The knee-jerk reaction to Supreme Court Justice Amy Coney Barrett’s first term was that she was less conservative than some had hoped and others had feared.

But those judgments are likely to be premature, because the real tests for Barrett will come over the next year, in her second term as a justice.

The 49-year-old Barrett, for example, was lampooned by Democrats as a threat to health care during her confirmation hearings last year, but then ruled against a challenge to the Affordable Care Act in this year’s term.

Barrett is likely to be a crucial and possibly a deciding vote on two huge cases on hot-button culture war issues: abortion and guns. How she rules on those cases will illustrate the kind of justice she is and will be, and could end up becoming an enormous part of her legacy and the courts.

The abortion case is Dobbs v. Jackson Women’s Health Organization. At issue is a law passed by the Mississippi Legislature in 2018 that banned most abortions after 15 weeks of pregnancy. A federal court found the law unconstitutional because Supreme Court jurisprudence prohibits bans on abortion before a fetus is viable outside the womb, which is considered to be at around 24 weeks of pregnancy.

The Supreme Court could uphold the lower court’s ruling, but most observers think that’s unlikely. Some also believe it is unlikely to throw out Roe v. Wade, the 1973 ruling that legalized abortion, and Planned Parenthood v. Casey, the 1992 ruling that upheld a constitutional right to abortion.

The middle ground would be for the court to get rid of the viability threshold, allowing states to enact bans on most abortions prior to 24 weeks of pregnancy, but to replace it with a different standard.

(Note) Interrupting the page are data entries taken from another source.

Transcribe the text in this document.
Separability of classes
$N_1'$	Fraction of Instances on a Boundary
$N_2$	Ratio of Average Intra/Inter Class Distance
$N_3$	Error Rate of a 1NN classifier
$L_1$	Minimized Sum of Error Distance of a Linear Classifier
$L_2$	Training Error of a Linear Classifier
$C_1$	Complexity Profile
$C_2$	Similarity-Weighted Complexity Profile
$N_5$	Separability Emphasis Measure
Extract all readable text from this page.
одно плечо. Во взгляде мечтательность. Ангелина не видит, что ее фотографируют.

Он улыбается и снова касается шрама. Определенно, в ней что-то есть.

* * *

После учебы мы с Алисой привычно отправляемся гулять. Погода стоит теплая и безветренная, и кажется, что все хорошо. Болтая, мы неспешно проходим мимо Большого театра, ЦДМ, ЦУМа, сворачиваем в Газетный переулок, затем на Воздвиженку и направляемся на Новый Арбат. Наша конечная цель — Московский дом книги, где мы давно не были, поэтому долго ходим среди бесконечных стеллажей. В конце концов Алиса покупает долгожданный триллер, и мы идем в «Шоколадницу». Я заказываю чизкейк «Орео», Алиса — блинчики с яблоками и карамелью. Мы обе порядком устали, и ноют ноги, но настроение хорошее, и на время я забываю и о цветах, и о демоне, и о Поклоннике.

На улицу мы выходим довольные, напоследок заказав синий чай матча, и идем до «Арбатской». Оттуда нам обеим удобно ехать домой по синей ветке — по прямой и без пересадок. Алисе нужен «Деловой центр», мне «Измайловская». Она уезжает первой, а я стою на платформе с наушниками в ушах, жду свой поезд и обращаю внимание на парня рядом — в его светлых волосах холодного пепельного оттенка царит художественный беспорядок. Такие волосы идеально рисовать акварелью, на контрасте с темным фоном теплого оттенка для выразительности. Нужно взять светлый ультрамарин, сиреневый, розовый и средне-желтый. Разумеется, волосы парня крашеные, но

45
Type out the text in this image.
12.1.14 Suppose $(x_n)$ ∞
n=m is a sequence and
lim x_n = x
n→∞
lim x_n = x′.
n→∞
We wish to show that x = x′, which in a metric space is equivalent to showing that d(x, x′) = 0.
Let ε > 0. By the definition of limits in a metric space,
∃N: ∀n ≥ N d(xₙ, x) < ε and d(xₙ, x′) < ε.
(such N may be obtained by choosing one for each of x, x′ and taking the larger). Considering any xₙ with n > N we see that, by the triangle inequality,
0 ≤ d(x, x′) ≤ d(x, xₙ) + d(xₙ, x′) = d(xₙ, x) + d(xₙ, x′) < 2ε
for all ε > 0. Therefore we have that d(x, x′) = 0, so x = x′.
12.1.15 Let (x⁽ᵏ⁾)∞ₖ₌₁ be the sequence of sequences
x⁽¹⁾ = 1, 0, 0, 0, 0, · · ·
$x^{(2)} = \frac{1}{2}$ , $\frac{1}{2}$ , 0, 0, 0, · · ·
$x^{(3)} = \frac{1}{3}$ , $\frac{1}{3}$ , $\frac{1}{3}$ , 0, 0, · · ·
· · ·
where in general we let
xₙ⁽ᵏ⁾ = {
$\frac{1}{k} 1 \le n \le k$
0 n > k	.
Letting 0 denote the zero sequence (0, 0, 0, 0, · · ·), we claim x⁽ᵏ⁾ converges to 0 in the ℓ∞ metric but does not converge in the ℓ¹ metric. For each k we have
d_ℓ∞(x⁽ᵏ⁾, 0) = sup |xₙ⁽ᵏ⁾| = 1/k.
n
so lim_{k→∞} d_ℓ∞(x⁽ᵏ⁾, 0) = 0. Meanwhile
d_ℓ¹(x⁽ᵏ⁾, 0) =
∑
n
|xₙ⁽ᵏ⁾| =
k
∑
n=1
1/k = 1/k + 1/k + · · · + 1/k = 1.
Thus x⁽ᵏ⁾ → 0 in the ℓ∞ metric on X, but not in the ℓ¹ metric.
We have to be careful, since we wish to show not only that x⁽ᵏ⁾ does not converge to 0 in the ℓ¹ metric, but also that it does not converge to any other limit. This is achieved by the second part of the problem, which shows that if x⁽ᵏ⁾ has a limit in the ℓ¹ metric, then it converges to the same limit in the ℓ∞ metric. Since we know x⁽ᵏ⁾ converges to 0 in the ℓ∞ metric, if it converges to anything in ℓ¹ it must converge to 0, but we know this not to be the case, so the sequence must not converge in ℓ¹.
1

This is where politics comes into play.

The three most conservative justices — Samuel Alito, Clarence Thomas, and Neil Gorsuch — are all considered likely to throw out Roe v. Wade if the opportunity were presented to them. The three liberal justices — Stephen Breyer, Elena Kagan, and Sonia Sotomayor — would keep it in place. But the three others — Barrett, Chief Justice John Roberts and Brett Kavanaugh — constitute a swing bloc of sorts that controls who gets a majority of votes.